A state created a housing authority to provide financing for low-income housing. The authority issues bonds and uses the proceeds for that purpose. Currently the authority has outstanding $200 million in bonds backed by the state's promise to cover debt service shortages should they arise. The state constitution specifically limits the state to no more than $2 million in general obligation debt. How can the state officials defend the $200 million in debt outstanding?

The debt is not general obligation debt.

The state is only morally obligated for the debt.
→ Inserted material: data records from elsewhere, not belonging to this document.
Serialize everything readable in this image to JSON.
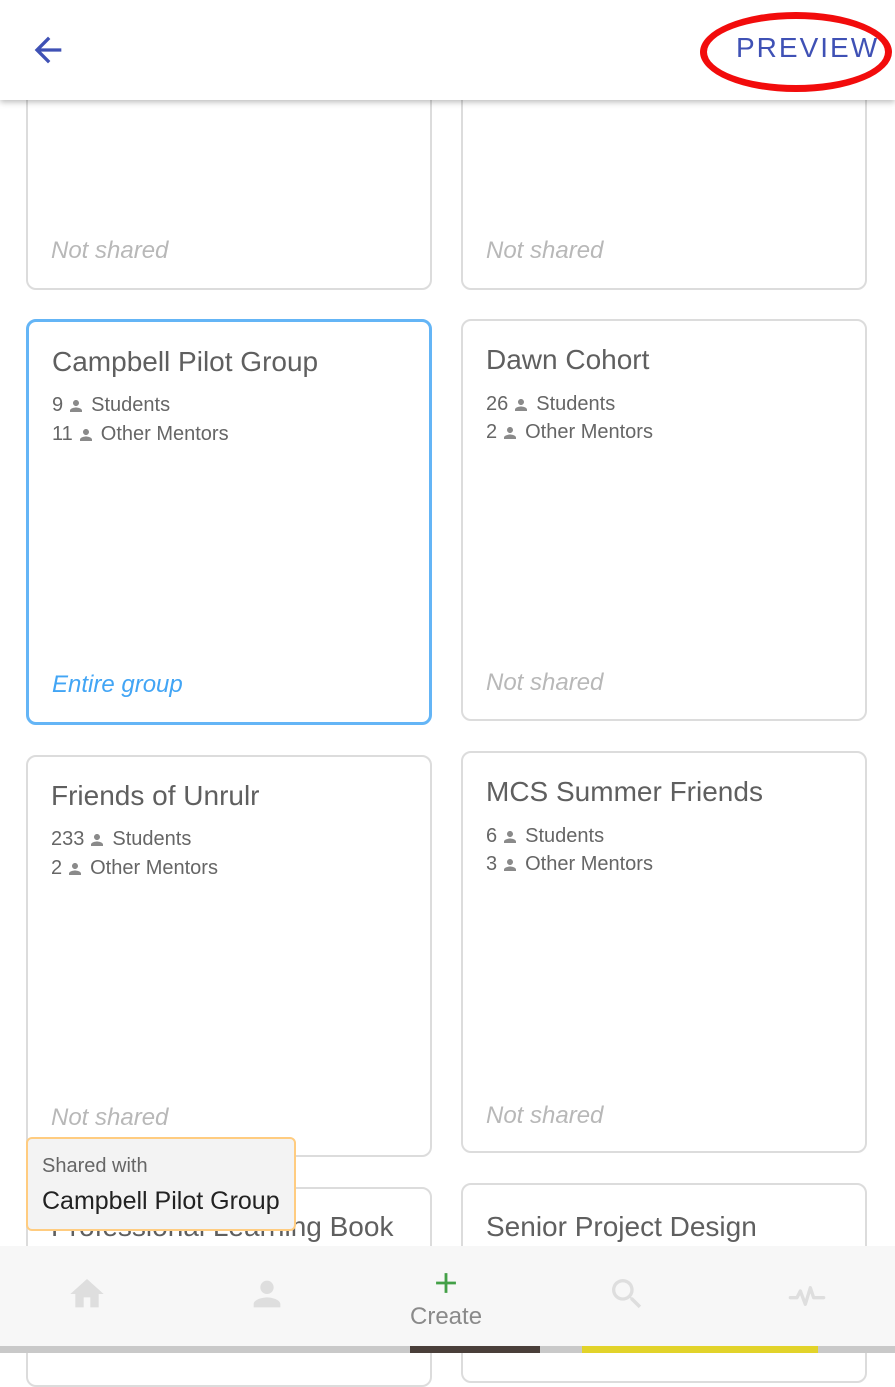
{
  "header": {
    "preview_label": "PREVIEW"
  },
  "groups": [
    {
      "title": "",
      "students": "",
      "mentors": "",
      "share_status": "Not shared"
    },
    {
      "title": "",
      "students": "",
      "mentors": "",
      "share_status": "Not shared"
    },
    {
      "title": "Campbell Pilot Group",
      "students": "9",
      "students_label": "Students",
      "mentors": "11",
      "mentors_label": "Other Mentors",
      "share_status": "Entire group",
      "selected": true
    },
    {
      "title": "Dawn Cohort",
      "students": "26",
      "students_label": "Students",
      "mentors": "2",
      "mentors_label": "Other Mentors",
      "share_status": "Not shared"
    },
    {
      "title": "Friends of Unrulr",
      "students": "233",
      "students_label": "Students",
      "mentors": "2",
      "mentors_label": "Other Mentors",
      "share_status": "Not shared"
    },
    {
      "title": "MCS Summer Friends",
      "students": "6",
      "students_label": "Students",
      "mentors": "3",
      "mentors_label": "Other Mentors",
      "share_status": "Not shared"
    },
    {
      "title": "Professional Learning Book"
    },
    {
      "title": "Senior Project Design Thinking Groups"
    }
  ],
  "tooltip": {
    "label": "Shared with",
    "value": "Campbell Pilot Group"
  },
  "bottom_nav": {
    "items": [
      {
        "icon": "home-icon"
      },
      {
        "icon": "person-icon"
      },
      {
        "icon": "plus-icon",
        "label": "Create",
        "active": true
      },
      {
        "icon": "search-icon"
      },
      {
        "icon": "activity-icon"
      }
    ]
  },
  "colors": {
    "accent": "#3f51b5",
    "selected_border": "#64b5f6",
    "shared_text": "#42a5f5",
    "create_green": "#43a047",
    "highlight_ring": "#f20c0c",
    "tooltip_border": "#ffcc80"
  }
}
The debt is the debt of the authority, not the state.

All of the above.

Question 11

A government reports the utility services it provides to citizens in a proprietary fund. Which accounting standards must the proprietary fund apply?

All FASB pronouncements, unless a FASB pronouncement conflicts with or contradicts a GASB pronouncement.

All FASB pronouncements issued prior to November 30, 1989, as well as any post-November 30, 1989 pronouncements specifically adopted by GASB.

All GASB pronouncements.

All FASB and AICPA standards incorporated into GASB Statement No. 62, as well as any FASB pronouncements issued after November 30, 1989 that have been specifically adopted by the GASB.

Question 12

A proprietary fund of a government has some donor-restricted assets. Which of the following best describes where and how those assets will generally be displayed in the fund's financial statements?

In a separate restricted asset category on the statement of net position.

Intermingled with other assets on the statement of net position.

Intermingled with other assets on the statement of net position, but footnoted.

In a separate restricted fund.

Question 13

The appropriate basis of accounting for the proprietary funds of a government is

Cash basis.

Modified accrual.

Full accrual.

None of the above.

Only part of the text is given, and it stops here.